Heuristic:Datahub project Datahub Validation Cross API
| Knowledge Sources | |
|---|---|
| Domains | Architecture, Validation |
| Last Updated | 2026-02-09 17:00 GMT |
Overview
Never add validation in API-specific layers (GraphQL resolvers, REST controllers). Always implement AspectPayloadValidators that work across all APIs.
Description
DataHub exposes metadata through multiple API layers: GraphQL, OpenAPI/REST, and RestLI. A common mistake is adding validation logic in one specific API layer (e.g., a GraphQL resolver), which leaves the other APIs unprotected. The correct pattern is to implement AspectPayloadValidator classes that are invoked at the metadata storage layer, ensuring all APIs benefit from the same validation rules.
Usage
Apply this heuristic whenever implementing new validation logic for metadata aspects. Before writing validation code, ask: "Will this check run regardless of which API the user calls?" If the answer is no, refactor to use the AspectPayloadValidator pattern.

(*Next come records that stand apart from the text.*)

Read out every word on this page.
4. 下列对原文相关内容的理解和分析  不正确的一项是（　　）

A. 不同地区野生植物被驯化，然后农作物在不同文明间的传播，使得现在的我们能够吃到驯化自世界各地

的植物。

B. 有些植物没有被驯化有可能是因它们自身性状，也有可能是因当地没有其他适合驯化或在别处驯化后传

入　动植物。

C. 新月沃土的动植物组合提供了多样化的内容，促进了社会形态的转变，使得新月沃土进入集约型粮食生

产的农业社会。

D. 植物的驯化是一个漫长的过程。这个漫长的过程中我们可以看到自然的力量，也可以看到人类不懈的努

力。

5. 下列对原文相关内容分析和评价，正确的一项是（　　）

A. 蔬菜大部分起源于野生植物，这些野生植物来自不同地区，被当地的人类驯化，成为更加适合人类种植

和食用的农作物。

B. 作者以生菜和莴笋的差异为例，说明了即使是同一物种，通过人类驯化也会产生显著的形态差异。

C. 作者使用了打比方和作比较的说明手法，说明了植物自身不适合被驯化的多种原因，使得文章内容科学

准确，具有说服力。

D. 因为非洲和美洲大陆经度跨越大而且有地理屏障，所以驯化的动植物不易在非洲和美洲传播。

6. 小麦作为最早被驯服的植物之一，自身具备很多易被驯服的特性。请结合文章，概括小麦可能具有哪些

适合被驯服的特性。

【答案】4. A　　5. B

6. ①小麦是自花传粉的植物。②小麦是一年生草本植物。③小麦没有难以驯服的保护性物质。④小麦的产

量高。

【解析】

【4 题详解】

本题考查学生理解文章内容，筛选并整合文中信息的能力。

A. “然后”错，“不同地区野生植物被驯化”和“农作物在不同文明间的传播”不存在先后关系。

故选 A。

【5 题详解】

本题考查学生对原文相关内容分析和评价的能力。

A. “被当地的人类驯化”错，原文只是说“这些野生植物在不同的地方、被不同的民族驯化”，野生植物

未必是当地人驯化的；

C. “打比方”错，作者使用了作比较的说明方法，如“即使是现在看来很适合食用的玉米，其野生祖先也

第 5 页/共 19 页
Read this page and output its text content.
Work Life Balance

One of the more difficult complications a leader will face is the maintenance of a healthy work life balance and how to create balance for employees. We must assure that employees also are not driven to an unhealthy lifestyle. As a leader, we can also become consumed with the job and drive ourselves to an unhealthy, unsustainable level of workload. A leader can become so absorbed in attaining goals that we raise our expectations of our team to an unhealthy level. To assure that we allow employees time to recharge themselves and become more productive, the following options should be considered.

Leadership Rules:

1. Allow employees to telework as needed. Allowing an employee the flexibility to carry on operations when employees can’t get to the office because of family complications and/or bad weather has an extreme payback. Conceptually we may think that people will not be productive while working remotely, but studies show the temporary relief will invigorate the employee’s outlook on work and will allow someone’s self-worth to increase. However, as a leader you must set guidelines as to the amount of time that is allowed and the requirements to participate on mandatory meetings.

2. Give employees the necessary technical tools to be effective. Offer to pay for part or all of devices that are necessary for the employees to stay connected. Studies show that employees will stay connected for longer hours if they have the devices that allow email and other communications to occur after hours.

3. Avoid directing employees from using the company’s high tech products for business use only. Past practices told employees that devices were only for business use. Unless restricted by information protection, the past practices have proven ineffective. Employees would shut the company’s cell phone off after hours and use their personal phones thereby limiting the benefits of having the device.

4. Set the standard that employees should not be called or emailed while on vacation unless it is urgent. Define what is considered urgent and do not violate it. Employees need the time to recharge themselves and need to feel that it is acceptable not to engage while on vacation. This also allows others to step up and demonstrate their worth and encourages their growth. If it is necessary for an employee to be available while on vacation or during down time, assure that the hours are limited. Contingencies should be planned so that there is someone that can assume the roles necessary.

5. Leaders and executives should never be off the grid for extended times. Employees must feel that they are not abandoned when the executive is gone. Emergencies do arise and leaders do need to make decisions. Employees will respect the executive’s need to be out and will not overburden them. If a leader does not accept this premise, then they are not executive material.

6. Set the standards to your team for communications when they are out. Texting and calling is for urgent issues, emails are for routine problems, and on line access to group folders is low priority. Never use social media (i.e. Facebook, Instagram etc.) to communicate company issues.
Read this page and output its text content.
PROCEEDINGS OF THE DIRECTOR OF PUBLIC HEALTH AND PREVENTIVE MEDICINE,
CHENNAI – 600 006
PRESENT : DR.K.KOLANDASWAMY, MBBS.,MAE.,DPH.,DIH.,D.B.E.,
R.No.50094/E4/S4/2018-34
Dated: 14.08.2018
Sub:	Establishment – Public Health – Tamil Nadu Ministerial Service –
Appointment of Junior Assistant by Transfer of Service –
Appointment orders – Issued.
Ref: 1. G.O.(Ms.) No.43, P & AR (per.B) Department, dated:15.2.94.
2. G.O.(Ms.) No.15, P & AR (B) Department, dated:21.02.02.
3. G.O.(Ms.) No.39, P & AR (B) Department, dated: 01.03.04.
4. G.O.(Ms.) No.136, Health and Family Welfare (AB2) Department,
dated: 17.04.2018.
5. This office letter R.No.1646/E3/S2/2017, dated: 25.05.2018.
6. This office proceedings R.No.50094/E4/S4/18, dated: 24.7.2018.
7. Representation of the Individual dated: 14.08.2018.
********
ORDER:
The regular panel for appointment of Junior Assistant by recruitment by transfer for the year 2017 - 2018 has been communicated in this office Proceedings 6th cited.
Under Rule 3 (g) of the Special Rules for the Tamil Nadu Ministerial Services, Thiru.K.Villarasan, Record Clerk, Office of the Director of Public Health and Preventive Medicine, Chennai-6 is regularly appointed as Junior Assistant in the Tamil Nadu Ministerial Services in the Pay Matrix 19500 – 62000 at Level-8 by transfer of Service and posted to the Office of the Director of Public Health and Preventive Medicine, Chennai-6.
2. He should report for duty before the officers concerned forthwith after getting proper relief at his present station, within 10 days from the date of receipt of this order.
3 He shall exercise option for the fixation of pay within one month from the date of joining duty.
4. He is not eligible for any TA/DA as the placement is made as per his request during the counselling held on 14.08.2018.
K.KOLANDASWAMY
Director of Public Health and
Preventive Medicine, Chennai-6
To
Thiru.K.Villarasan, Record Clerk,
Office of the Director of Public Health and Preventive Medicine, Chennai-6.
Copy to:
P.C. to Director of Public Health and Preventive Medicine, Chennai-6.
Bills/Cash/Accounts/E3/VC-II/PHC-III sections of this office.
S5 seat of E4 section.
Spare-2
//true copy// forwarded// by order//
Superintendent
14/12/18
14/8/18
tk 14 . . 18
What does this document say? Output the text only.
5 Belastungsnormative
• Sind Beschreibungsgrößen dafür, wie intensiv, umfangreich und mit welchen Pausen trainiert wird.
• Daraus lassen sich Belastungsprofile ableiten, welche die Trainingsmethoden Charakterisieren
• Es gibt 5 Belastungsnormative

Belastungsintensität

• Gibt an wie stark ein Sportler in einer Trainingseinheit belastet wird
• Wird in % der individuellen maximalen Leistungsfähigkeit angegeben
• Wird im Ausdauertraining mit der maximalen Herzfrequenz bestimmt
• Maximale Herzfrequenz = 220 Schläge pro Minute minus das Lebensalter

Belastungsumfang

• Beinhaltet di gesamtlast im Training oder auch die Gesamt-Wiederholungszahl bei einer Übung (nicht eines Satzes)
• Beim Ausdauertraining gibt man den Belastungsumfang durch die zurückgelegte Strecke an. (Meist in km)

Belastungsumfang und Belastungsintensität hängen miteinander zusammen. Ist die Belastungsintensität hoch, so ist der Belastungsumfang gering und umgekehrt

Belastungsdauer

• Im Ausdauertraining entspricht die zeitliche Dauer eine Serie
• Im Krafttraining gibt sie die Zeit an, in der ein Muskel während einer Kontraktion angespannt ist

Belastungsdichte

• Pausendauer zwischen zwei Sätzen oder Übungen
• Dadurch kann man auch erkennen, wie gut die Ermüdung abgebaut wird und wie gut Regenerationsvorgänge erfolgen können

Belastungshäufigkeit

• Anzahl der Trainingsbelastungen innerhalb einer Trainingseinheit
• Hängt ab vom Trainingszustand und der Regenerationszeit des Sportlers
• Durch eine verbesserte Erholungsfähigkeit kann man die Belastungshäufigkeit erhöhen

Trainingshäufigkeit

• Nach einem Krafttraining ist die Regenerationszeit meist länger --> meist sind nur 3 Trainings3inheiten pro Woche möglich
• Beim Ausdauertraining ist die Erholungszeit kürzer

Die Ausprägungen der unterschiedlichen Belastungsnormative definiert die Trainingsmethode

The Insight (Rule of Thumb)
- Action: Implement validators in
metadata-io/src/main/java/com/linkedin/metadata/aspect/validation/ - Pattern: Create a class implementing
AspectPayloadValidator, register it as a Spring bean inSpringStandardPluginConfiguration.java - Reference implementations:
SystemPolicyValidator.java,PolicyFieldTypeValidator.java - Trade-off: Slightly more complex to implement than an inline check in a resolver, but guarantees consistency across all API surfaces.
Reasoning
DataHub users access metadata through different APIs depending on their use case: the UI uses GraphQL, automated pipelines often use REST/OpenAPI, and legacy systems may use RestLI. If validation only exists in GraphQL, a REST client can bypass it entirely. This is a security and data integrity risk. The AspectPayloadValidator pattern hooks into the common metadata storage path, making it impossible to bypass regardless of the entry point.